Borrowers in developing countries are also alarmed by any threat to the protection of lenders that underpins ‘AAA’ credit ratings from the IMF, the World Bank and other development banks.

An internal World Bank memo signed in November by chief executives representing 100 developing countries, including, oddly enough, China itself, described the bank’s triple rating as “the very reason” they consistently make the lender the lender of choice when receiving funding.

One explanation for the apparent contradiction in Beijing’s position is that there is more than one Chinese creditor. The ministries of finance, trade and foreign affairs, the central bank and the national development agency have different and sometimes conflicting mandates and priorities.

This argument has been used to explain the slow pace of China’s cooperation with debt settlement in Zambia and elsewhere. Its many creditors in the form of commercial and development banks operate under different and competing imperatives. Some observers even argue that Beijing should be congratulated for the progress it has made in persuading them to act as one.

Few observers doubt that this account is true. Similarly, there is little doubt that when the strategic or economic imperative is strong, Beijing can act decisively.

In 2017, the People’s Liberation Army opened its first overseas naval base in Djibouti, on the Bab el-Mandeb Strait off the Horn of Africa, through which 30 percent of the world’s ships pass on their way to and from the Suez Canal. . When about $1.5 billion worth of Chinese loans began to falter, there was little delay in negotiating revised terms.

“When it matters, they do it,” said Anna Gelpern, senior fellow at the Peterson Institute for International Economics. But she added: “They don’t invest in existing institutions because they didn’t exist when they were created.”

Mark Sobel, former US representative to the IMF, goes even further. China knows “fully and well” that its preferred creditor status is not a starting point. But he “continues to use this argument as another delaying tactic to avoid responsibility for his own massive and volatile bilateral lending.”

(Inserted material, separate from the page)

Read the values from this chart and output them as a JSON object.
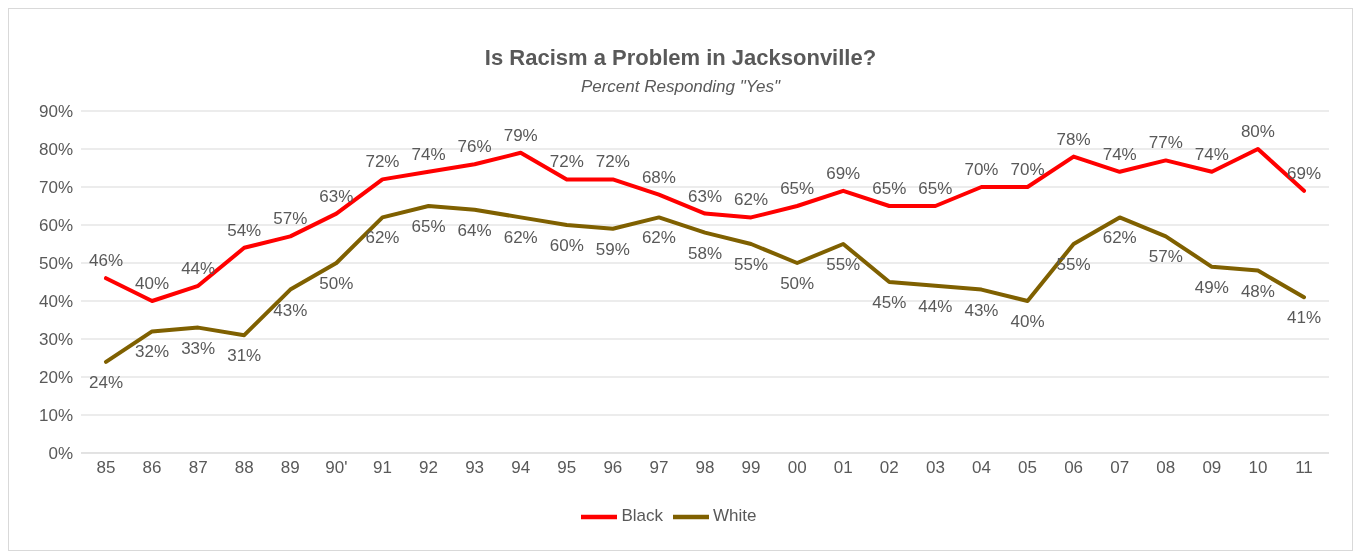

With US-China relations at their worst in decades, there is little reason to expect this to change. China watchers think that whatever Yellen says in India over the next two days may be worthless.

Yu Jie, senior China fellow at the international affairs think tank Chatham House, says Beijing will always pursue its best outcome, not collective action. “It’s always been that way, and that’s never going to change.”